Глава государства сидел и молча наблюдал за секундной стрелкой ожидая развязки, которой в глубине души боялся, но в то же время хотел, чтобы она побыстрее настала и можно было бы наконец оставить позади всю свою неуверенность и глубоко запрятанный страх, пропитанный одним вопросом: Что же это, он всё-таки делает? По своей собственной стране, да ядерной бомбой…
«Люди остановитесь, что же вы все делаете?», — порой хотелось ему закричать, и в такие моменты он прижимал руки к груди и так и сидел, тихо раскачиваясь из стороны в сторону, уперев взгляд в никуда и сжав губы в одну сплошную линию. Но люди его не слышали, а продолжали планомерно выполнять свою работу, стараясь не отдаваться чувствам.
Наконец, после мучительного ожидания, светящаяся точка на радаре достигла центра и пошёл радиосигнал:
— «Центр», это «Глаз», как слышите?
Пошёл ответный сигнал:
— «Глаз», это «Центр», слышим вас хорошо, как поняли?
— Вас понял «Центр»… Докладываю, вышел на заданную траекторию. Даю картинку.
И большое настенное табло мигнув, ожило, демонстрируя медленно плывущий пейзаж мегаполиса.
— Это «Центр». Даю подтверждение — есть нормальная картинка.
Хоть военные и прозвали, то что высветилось на экране — картинкой.
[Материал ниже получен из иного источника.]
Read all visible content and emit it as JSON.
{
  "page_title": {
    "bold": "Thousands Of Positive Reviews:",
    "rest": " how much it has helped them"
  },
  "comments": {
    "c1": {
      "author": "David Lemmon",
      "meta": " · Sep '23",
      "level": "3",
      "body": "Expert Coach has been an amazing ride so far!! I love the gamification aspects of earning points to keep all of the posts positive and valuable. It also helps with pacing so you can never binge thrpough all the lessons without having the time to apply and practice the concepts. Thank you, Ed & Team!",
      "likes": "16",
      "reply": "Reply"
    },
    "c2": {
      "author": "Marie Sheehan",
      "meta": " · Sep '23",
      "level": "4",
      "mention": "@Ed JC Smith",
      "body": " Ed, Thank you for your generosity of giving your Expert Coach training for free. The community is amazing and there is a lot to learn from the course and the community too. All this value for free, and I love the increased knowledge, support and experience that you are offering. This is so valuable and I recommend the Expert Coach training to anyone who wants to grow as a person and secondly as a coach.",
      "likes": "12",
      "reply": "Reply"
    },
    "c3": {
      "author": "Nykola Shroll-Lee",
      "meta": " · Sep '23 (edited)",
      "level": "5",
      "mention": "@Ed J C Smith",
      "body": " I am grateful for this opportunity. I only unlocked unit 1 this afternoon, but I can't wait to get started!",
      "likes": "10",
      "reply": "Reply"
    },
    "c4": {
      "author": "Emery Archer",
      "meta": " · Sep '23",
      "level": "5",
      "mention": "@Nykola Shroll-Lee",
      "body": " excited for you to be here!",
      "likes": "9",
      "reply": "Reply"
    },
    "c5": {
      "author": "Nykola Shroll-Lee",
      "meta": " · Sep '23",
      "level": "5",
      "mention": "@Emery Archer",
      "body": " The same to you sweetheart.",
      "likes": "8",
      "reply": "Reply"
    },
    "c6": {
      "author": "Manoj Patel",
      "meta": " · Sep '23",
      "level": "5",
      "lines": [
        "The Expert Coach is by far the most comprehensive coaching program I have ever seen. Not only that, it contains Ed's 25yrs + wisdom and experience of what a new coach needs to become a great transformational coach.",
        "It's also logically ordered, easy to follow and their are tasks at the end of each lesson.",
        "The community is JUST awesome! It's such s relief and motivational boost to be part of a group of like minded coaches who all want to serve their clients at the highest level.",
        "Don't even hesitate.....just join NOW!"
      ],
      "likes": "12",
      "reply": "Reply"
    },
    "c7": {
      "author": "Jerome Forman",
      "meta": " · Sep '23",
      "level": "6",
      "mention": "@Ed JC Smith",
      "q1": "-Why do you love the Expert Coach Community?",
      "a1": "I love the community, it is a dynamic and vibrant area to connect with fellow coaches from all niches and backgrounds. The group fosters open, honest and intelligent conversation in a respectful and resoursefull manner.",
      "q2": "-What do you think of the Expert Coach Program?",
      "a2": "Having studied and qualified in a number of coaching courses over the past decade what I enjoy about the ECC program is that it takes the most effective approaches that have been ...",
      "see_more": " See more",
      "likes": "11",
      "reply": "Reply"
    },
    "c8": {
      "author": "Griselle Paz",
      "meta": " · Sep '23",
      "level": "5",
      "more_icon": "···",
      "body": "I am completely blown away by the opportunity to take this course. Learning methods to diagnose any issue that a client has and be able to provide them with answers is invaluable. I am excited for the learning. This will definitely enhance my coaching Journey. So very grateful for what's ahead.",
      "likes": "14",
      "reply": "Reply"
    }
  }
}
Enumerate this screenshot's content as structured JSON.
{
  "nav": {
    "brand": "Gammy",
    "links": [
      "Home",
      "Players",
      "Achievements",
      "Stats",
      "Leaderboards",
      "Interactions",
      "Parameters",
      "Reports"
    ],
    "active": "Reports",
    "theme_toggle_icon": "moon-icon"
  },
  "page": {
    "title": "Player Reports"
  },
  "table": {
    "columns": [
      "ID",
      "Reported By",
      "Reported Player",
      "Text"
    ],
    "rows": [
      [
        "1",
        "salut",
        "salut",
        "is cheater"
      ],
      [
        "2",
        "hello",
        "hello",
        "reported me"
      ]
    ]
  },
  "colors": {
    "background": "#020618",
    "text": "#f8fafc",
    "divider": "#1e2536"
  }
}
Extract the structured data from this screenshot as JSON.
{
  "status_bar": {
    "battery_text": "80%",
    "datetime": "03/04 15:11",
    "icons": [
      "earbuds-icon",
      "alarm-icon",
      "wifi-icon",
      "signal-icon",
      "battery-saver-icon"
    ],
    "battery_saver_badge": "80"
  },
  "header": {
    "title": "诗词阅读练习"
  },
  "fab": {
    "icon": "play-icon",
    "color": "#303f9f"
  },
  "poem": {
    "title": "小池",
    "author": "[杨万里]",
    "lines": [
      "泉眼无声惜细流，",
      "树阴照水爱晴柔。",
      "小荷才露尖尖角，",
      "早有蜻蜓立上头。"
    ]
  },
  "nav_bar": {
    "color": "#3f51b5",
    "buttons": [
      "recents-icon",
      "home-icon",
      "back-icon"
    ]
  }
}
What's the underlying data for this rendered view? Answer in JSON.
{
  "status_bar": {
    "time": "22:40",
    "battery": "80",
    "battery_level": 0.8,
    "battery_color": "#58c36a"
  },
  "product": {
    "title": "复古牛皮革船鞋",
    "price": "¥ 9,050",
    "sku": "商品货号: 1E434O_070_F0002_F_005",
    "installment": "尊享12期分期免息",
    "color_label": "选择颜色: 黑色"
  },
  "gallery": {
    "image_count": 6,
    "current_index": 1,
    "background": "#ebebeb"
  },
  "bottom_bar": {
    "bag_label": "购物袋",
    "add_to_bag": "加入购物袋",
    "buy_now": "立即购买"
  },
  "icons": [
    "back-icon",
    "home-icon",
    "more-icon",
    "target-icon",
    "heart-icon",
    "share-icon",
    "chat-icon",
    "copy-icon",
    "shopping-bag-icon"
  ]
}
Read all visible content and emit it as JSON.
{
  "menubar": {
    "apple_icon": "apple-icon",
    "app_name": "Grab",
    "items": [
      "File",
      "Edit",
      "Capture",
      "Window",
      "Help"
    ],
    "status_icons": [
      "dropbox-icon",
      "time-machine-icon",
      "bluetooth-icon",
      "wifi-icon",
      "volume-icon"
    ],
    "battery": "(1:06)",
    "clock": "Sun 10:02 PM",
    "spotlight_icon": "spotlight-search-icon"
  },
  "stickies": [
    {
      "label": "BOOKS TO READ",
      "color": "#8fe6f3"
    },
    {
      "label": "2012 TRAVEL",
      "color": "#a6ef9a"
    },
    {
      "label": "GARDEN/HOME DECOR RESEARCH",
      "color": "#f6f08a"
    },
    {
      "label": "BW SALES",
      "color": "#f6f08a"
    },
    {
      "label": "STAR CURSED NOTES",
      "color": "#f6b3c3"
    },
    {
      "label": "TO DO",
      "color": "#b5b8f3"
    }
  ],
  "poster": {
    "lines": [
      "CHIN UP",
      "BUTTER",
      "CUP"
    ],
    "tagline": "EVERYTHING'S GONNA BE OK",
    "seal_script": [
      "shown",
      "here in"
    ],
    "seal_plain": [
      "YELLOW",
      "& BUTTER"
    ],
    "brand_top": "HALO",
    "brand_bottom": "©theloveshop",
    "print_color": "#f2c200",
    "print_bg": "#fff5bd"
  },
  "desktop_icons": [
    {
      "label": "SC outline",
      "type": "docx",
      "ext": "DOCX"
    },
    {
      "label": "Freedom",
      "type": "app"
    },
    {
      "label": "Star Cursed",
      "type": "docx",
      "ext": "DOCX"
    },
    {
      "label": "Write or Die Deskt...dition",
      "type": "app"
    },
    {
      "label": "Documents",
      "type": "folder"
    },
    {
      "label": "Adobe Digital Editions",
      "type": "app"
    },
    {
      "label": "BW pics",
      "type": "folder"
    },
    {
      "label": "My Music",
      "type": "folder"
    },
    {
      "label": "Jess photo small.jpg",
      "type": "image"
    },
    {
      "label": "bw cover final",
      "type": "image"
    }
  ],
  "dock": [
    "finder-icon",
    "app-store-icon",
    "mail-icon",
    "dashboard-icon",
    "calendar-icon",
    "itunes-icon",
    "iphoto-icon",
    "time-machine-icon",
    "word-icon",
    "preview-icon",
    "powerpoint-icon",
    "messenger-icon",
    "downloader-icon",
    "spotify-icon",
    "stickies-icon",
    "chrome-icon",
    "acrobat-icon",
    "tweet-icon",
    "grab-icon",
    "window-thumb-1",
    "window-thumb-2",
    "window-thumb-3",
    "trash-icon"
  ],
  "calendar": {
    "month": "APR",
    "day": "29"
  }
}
Ничего в этой картинке миленького не было. Походило это на то, как будто заглядываешь в остывшее жерло наземного вулкана, лежащего, чёрной медузой, посреди целого или скорее, наполовину уцелевшего, города.
И спокойно смотреть на эту жуткую, колоссальную кляксу на теле столицы, было просто невозможно. Она притягивала взор, как притягивает бездна с хаотично глумящимся мраком внутри себя самой. Её чёрный зев простираясь на километры, демонстрировал останки величия былого, вздымающиеся костями к небесам, застыв в немом укоре. Она, как раковая опухоль, вокруг себя простёрла метастазы и вгрызлась в истерзанное тело, города-гиганта, называемой Москвой.
Она была итогом разрушения, учинённого людьми в порыве гнева от бессилья.
— По недавнему приказу правительства, это транслируют сейчас по всем федеральным каналам страны, — снова подходя к президенту, тихо пробормотал генерал-майор и замер вытянувшись по струнке, ошеломлённый сменным кадром на экране.
Изображение на экране резко скакнуло приближаясь к земле и военные, с тихим трепетом в душе, разглядели посередине хаотичной черноты — Кремль!
Нетронутый былой бомбёжкой, лишь местами кое-где обрушилась окаймляющая его стена, гордый и бесконечно одинокий, он возвышался над разрухой и опустением. Как птица феникс встающая из пепла, стоял он по колено в чёрно-серой саже, блестя на солнце златоглавыми куполами, олицетворяя собою — надежду и гордую печаль потерь.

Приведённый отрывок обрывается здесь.